Aerobically fit students have greater odds of passing a state accountability math and reading test compared to their aerobically unfit peers, according to a recent study published in the Journal of Pediatrics.

Aerobically fit students have greater odds of passing a state accountability math and reading test compared to their aerobically unfit peers, according to a recent study published in the Journal of Pediatrics.

For their study, researchers from the Partnership for a Healthy Lincoln performed a cross-sectional analysis of data from 11,743 students across 47 public schools in Lincoln, NE. Aerobic fitness was defined as entering the healthy fitness zone of Fitnessgram’s Progressive Aerobic Cardiovascular Endurance Run.

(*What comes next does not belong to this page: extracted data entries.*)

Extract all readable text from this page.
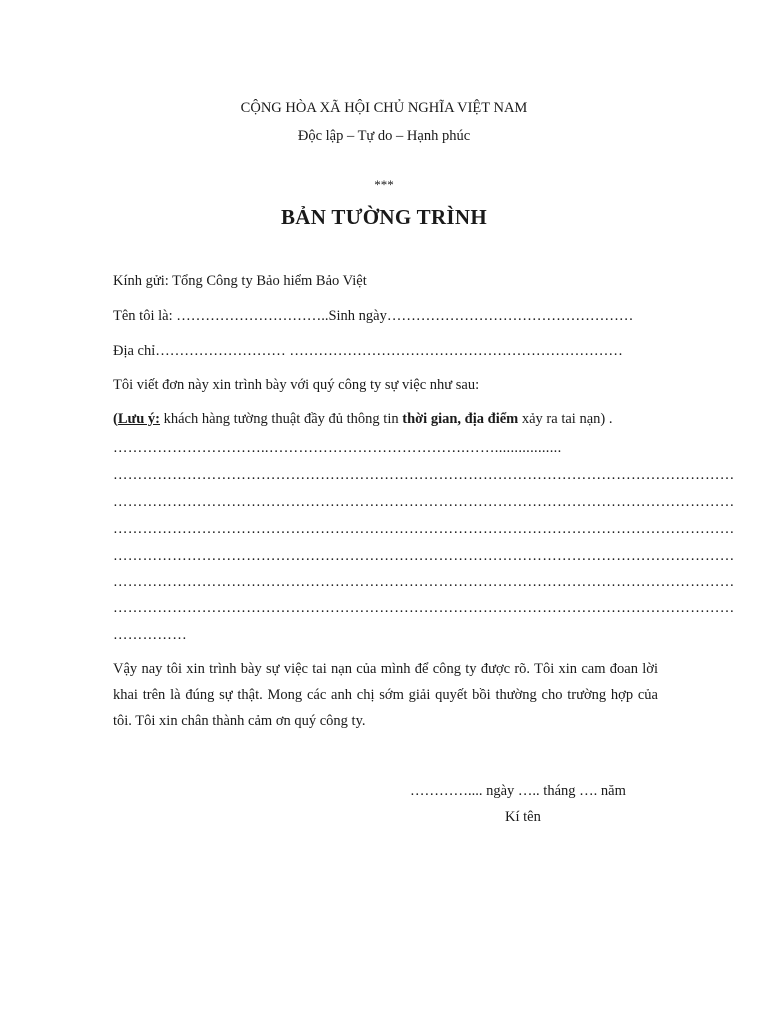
CỘNG HÒA XÃ HỘI CHỦ NGHĨA VIỆT NAM
Độc lập – Tự do – Hạnh phúc
***
BẢN TƯỜNG TRÌNH
Kính gửi: Tổng Công ty Bảo hiểm Bảo Việt
Tên tôi là: …………………………..Sinh ngày……………………………………………
Địa chỉ……………………… ……………………………………………………………
Tôi viết đơn này xin trình bày với quý công ty sự việc như sau:
(Lưu ý: khách hàng tường thuật đầy đủ thông tin thời gian, địa điểm xảy ra tai nạn) .
…………………………..………………………………….…….................
………………………………………………………………………………………………………………
………………………………………………………………………………………………………………
………………………………………………………………………………………………………………
………………………………………………………………………………………………………………
………………………………………………………………………………………………………………
………………………………………………………………………………………………………………
……………
Vậy nay tôi xin trình bày sự việc tai nạn của mình để công ty được rõ. Tôi xin cam đoan lời khai trên là đúng sự thật. Mong các anh chị sớm giải quyết bồi thường cho trường hợp của tôi. Tôi xin chân thành cảm ơn quý công ty.
………….... ngày ….. tháng …. năm
Kí tên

Mixed-effects logistic regression analyses were conducted to model the student-level effect of aerobic fitness status on Nebraska State Accountability (NeSA) math and reading test scores after adjusting for body mass index (BMI) percentile, free or reduced lunch status, sex, race, grade, and school type.

The researchers found that aerobically fit students were more likely to pass the NeSA math and reading tests than unfit students, regardless of whether or not the students received free or reduced lunch. However, the effect of aerobic fitness on standardized test scores was significantly greater for those who didn’t receive free or reduced lunch. Unlike aerobic fitness, weight status wasn’t a significant predictor of passing the NeSA math or reading test.

The authors concluded that in order to improve academic performance, school systems should focus on the aerobic fitness of every student.